Been another week of slightly fuzzy nostalgia and nonsense wordplay on my humor blog. If you skipped it from its RSS incarnation and want to catch up, here's your chance.
- MiSTed: The Rangers of NIMH II, Part 2 which by the way I found an old web page cache which implies dates to January 1998. I'm not confident about the specific date, but late-1997/early-1998 feels right for the original publication.
- Again, in Case You Need to Know Exactly Who I Am
- Statistics Saturday: Ranking of I-995’s
- This Budes Very Well
- Truly, the Most Funky Winkerbean of Feelings
- What’s Going On In Judge Parker? Why is April Parker out of CIA jail? March – June 2023
- The Synthesizer Lifts From Gustav Holst, Though, Those Will Stay Timeless
- MiSTed: The Rangers of NIMH II, Part 3
Now let's return to Pinball At The Zoo, and pinball pictures, no bunnies in sight except for bunnyhugger.

One of the oldest games brought to Pinball At The Zoo ... uh ... Chubbie, a 1938 table from ... Stoner Manufacturing. That's the game's name and the company's name, that's all. No flippers, as you see, and those aren't pop bumpers, they're just fixed coils. You have to plunge hard enough to tap the coils, and nudge them around.
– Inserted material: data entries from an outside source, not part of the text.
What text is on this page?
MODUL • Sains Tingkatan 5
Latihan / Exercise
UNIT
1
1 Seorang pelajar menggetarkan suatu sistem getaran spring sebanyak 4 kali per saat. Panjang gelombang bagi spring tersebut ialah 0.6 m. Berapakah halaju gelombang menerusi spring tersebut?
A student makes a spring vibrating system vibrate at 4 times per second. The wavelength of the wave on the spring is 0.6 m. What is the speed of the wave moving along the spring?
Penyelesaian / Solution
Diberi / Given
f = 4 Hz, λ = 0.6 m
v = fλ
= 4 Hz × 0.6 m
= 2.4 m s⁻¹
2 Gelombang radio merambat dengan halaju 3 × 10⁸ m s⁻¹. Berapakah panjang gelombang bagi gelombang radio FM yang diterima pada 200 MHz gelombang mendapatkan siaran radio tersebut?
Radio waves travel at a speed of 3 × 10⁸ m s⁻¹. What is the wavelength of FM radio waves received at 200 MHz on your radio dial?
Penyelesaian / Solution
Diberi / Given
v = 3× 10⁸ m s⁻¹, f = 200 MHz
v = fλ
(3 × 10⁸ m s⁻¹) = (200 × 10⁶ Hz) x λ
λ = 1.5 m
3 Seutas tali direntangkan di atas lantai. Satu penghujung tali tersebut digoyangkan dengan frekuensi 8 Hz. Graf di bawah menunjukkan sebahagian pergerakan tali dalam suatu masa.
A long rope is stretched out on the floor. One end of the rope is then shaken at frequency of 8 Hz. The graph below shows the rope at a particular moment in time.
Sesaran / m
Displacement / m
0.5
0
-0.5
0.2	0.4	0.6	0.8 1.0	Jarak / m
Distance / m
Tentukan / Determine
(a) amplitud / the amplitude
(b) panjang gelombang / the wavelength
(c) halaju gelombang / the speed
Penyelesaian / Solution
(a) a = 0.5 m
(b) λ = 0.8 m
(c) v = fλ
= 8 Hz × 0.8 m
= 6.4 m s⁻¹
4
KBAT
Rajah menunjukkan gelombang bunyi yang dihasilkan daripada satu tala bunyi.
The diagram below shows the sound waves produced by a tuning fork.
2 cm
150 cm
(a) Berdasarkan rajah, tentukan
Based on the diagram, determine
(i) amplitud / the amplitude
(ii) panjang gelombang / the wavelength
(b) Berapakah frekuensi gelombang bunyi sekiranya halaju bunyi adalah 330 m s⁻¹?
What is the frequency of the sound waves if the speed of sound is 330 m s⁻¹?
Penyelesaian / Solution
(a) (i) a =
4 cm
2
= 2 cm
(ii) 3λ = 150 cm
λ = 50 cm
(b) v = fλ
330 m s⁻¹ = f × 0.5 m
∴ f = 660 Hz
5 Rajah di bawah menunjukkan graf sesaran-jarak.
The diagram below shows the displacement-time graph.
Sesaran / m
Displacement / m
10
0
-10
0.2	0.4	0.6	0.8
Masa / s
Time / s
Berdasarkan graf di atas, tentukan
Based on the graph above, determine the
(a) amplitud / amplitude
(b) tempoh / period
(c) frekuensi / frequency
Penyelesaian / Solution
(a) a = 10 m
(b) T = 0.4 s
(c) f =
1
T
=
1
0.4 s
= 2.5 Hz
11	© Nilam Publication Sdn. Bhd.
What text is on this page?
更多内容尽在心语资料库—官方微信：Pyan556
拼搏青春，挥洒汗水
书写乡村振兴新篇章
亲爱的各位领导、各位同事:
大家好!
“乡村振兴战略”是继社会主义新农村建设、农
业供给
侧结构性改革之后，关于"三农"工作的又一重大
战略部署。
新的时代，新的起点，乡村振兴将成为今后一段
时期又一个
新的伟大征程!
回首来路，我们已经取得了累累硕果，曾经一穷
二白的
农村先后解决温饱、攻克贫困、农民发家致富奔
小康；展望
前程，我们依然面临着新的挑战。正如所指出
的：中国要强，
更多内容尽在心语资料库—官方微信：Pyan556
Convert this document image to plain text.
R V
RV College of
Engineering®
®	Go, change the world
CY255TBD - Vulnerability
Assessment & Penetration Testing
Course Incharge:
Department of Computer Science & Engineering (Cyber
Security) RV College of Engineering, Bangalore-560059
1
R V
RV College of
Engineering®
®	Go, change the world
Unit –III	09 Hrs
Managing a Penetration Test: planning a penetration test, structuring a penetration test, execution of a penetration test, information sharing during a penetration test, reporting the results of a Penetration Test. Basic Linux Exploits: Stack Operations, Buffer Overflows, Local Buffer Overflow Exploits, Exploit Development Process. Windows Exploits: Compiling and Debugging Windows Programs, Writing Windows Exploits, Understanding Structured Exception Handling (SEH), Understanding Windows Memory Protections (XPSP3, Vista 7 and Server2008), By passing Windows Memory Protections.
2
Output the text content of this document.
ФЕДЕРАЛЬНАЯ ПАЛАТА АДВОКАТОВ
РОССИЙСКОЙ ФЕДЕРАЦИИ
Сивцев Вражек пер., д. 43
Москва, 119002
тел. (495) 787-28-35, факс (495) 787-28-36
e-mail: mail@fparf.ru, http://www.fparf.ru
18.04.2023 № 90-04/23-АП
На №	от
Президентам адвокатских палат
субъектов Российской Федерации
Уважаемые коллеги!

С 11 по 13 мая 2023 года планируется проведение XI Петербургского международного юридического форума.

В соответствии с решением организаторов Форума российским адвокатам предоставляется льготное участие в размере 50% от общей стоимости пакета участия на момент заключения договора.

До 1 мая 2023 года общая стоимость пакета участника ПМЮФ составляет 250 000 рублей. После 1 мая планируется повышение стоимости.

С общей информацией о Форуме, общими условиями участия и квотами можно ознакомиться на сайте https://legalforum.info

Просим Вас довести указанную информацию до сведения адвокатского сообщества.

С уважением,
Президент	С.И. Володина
See? The Stoner Corporation. If you can touch all fifteen coils, and then touch the number 7 coil, you get an extra ball.

Slightly expired Detroit licence for the game. 3902 Joy Road, Detroit, is now an unremarkable building opposite a Family Dollar and an electric supply building.

Instructions card for this game of skill (not chance), laying out the straightforward rules. It doesn't say you're supposed to nudge, but if you don't, there's no way you have a chance; remember, the bumpers are passive, so won't kick the ball anywhere. The ball will just dribble off it.

Coin wrapper and ... I don't know, maybe an old M & M? .. .trapped underneath the glass. The wrapper looks old.

And here's the whole table. I believe this was after bunnyhugger's game, as she got all the targets hit and you can see the promise of an Extra Ball for hitting coil 7 there.
Trivia: The calculating prodigy, and future civil engineer, George Parker Bidder was at age ten challenged to calculate how many times a coach wheel five feet, ten inches in circumference would revolve in running 800,000,000 miles. He needed a minute of (mental) calculation to answer 724,114,285,704 times with 20 inches left over. Source: How The World Was One: Beyond the Global Village, Arthur C Clarke. That's the figure Clarke gives, although my calculation, aided by Matlab, says it should be 724,114,285,714 times with 20 inches left over. I have no explanation for the discrepancy but Clarke's notes do not include the usual disclaimer that any errors are his doing, so we must suppose that his references failed him rather than that the keyboard on his Archives III computer foiled him.
Currently Reading: The Song of the Cell: An Exploration of Medicine and the New Human, Siddhartha Mukherjee.